Wizards receive their magical power from extraplanar patrons; why can't they try to appease their patrons after failing a roll by accepting this... alteration, but then after a period of time they are returned to (mostly) normal. Or maybe they can remove a sign of corruption by giving something up; a spell, one point off a stat, something to the tune of the spellburn table. Or maybe they can even just temporarily lose the use of the spell that caused the corruption altogether, until they can overcome the corruption it caused. Give the player a little bit of control and a few choices, or else the forced randomness only creates a different kind of rails for the game to follow. Warriors deal more damage, more easily, with fewer penalties for failing, and look better while doing it. There is no mechanical reason in this game to be a wizard, and in fact players will probably end up feeling like they are being punished for playing one. There has to be a better way to handle a world where magic is inherently dangerous that does not involve systematically (and randomly) deconstructing a character and transforming it into something that the player wouldn't want to play anymore.
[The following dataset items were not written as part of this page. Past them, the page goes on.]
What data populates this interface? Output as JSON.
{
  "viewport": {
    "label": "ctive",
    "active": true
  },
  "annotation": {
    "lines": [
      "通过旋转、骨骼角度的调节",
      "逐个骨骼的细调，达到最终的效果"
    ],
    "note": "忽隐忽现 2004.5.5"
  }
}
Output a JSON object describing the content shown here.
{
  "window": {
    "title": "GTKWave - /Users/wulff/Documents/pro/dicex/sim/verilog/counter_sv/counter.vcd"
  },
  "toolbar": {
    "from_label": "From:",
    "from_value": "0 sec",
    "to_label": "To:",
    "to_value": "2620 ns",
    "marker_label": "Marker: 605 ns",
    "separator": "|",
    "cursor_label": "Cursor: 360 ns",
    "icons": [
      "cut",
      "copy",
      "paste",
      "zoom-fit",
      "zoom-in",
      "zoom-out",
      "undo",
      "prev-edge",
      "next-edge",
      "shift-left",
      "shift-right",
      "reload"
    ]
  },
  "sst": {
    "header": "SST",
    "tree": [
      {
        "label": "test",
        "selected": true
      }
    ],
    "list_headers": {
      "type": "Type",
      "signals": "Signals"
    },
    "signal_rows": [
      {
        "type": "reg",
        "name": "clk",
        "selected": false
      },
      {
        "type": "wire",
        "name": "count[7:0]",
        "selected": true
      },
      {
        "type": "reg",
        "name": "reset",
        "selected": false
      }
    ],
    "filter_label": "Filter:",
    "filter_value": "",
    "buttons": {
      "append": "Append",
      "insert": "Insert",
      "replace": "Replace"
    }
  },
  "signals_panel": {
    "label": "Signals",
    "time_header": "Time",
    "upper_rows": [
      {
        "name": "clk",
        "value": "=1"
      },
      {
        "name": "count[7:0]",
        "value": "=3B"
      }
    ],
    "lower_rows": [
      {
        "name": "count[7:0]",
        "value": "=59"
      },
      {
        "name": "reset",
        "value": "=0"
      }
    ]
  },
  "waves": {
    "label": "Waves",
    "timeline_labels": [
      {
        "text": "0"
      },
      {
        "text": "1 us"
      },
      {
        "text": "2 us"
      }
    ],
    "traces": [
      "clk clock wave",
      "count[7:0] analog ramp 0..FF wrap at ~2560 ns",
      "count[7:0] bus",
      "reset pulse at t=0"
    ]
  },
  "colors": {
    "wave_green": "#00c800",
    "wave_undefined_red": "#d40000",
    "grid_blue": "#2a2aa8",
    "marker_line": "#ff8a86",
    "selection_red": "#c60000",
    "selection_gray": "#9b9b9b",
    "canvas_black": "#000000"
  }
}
Postscript: I suppose it should be mentioned that these are the beta rules, so the wizard might be much less unplayable in the final form. I am a little disappointed that the publication date for the final rules was pushed off until February, this is one of my most anticipated new games, despite my less than generous attitude in this article. Even with these rules, I would love to run a game in which there was a wizard, maybe even two wizards, to see how the rules actually play out in practice, so all of my comments above are purely on a theoretical level having just read the rules.

1 comment:

  1. I've been playing a DCC Wizard for about 5 sessions now, and I love it. Magic is super dangerous, but it's also very powerful -- much more powerful than an AD&D 1st level wizard would ever wield. Although a lot of the rules in DCC seem arbitrary and deadly, in practice it's fun as hell. Try playing, it's the most fun I've had with a fantasy RPG in years.